À Washington, Londres et Paris, le président français se mobilise intensivement pour chercher une solution à la crise en Ukraine, surtout face aux changements stratégiques opérés par Donald Trump. Sur le plan intérieur, il rencontre des défis, mais semble profiter d’une légère hausse dans les sondages de popularité à la veille de son allocution de mercredi soir.
Il refait surface partout à la télévision et dans les médias imprimés. Emmanuel Macron sera même dans les foyers français le mercredi 5 mars pour une adresse télévisée prévue à 20 heures. Depuis plusieurs semaines, le président se montre très actif face à la crise ukrainienne qui s’intensifie, surtout après l’annonce du 4 mars par un représentant de la Maison Blanche de la suspension temporaire du soutien militaire à Kiev. Cette décision suit de près la confrontation historique ayant eu lieu le vendredi précédent dans le Bureau ovale entre Volodymyr Zelensky et Donald Trump.
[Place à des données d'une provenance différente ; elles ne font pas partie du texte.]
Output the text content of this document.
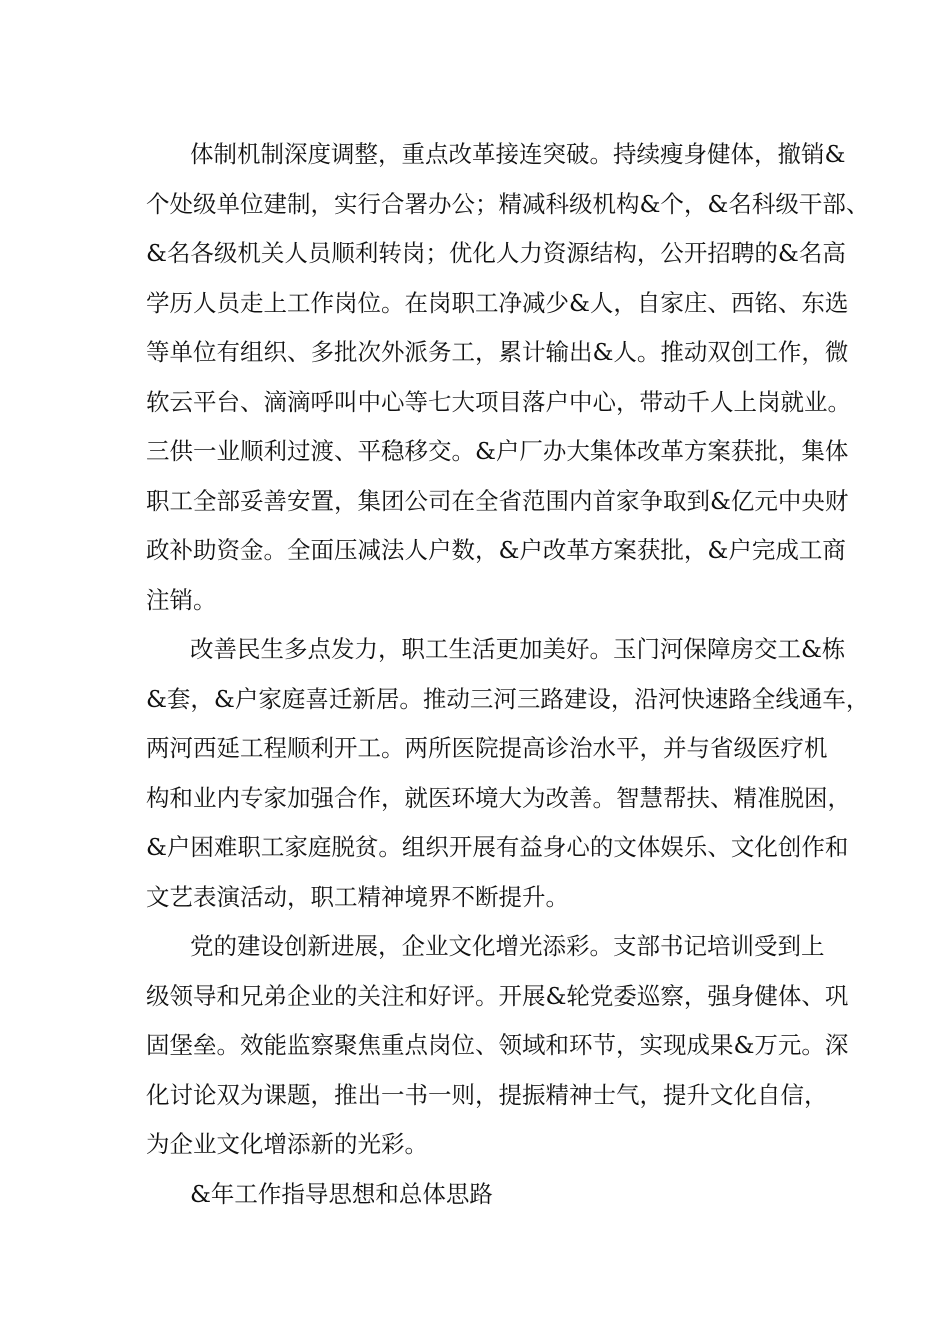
体制机制深度调整，重点改革接连突破。持续瘦身健体，撤销&
个处级单位建制，实行合署办公；精减科级机构&个，&名科级干部、
&名各级机关人员顺利转岗；优化人力资源结构，公开招聘的&名高
学历人员走上工作岗位。在岗职工净减少&人，自家庄、西铭、东选
等单位有组织、多批次外派务工，累计输出&人。推动双创工作，微
软云平台、滴滴呼叫中心等七大项目落户中心，带动千人上岗就业。
三供一业顺利过渡、平稳移交。&户厂办大集体改革方案获批，集体
职工全部妥善安置，集团公司在全省范围内首家争取到&亿元中央财
政补助资金。全面压减法人户数，&户改革方案获批，&户完成工商
注销。
改善民生多点发力，职工生活更加美好。玉门河保障房交工&栋
&套，&户家庭喜迁新居。推动三河三路建设，沿河快速路全线通车，
两河西延工程顺利开工。两所医院提高诊治水平，并与省级医疗机
构和业内专家加强合作，就医环境大为改善。智慧帮扶、精准脱困，
&户困难职工家庭脱贫。组织开展有益身心的文体娱乐、文化创作和
文艺表演活动，职工精神境界不断提升。
党的建设创新进展，企业文化增光添彩。支部书记培训受到上
级领导和兄弟企业的关注和好评。开展&轮党委巡察，强身健体、巩
固堡垒。效能监察聚焦重点岗位、领域和环节，实现成果&万元。深
化讨论双为课题，推出一书一则，提振精神士气，提升文化自信，
为企业文化增添新的光彩。
&年工作指导思想和总体思路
Avant cet évènement inattendu, le président français s’était rendu à Washington le lundi 24 février, pour persuader les États-Unis de ne pas soutenir un accord de paix trop conciliant envers la Russie. Le dimanche suivant, répondant à l’attitude hostile de Donald Trump, Macron s’est montré aux côtés du président ukrainien, affichant ainsi son soutien indéfectible à Kiev lors d’un sommet à Londres dédié à la situation en Ukraine, un pays en guerre depuis plus de trois ans.
Une popularité en hausse comme lors du début du conflit ?
Au milieu des bouleversements mondiaux, un sondage est venu réchauffer l’ambiance autour de l’avion présidentiel. Le baromètre mensuel réalisé par Toluna Harris Interactive pour LCI, publié vendredi, révèle que la confiance envers Emmanuel Macron a augmenté de six points, atteignant 37 %. C’est un revirement positif pour la première fois depuis décembre 2023.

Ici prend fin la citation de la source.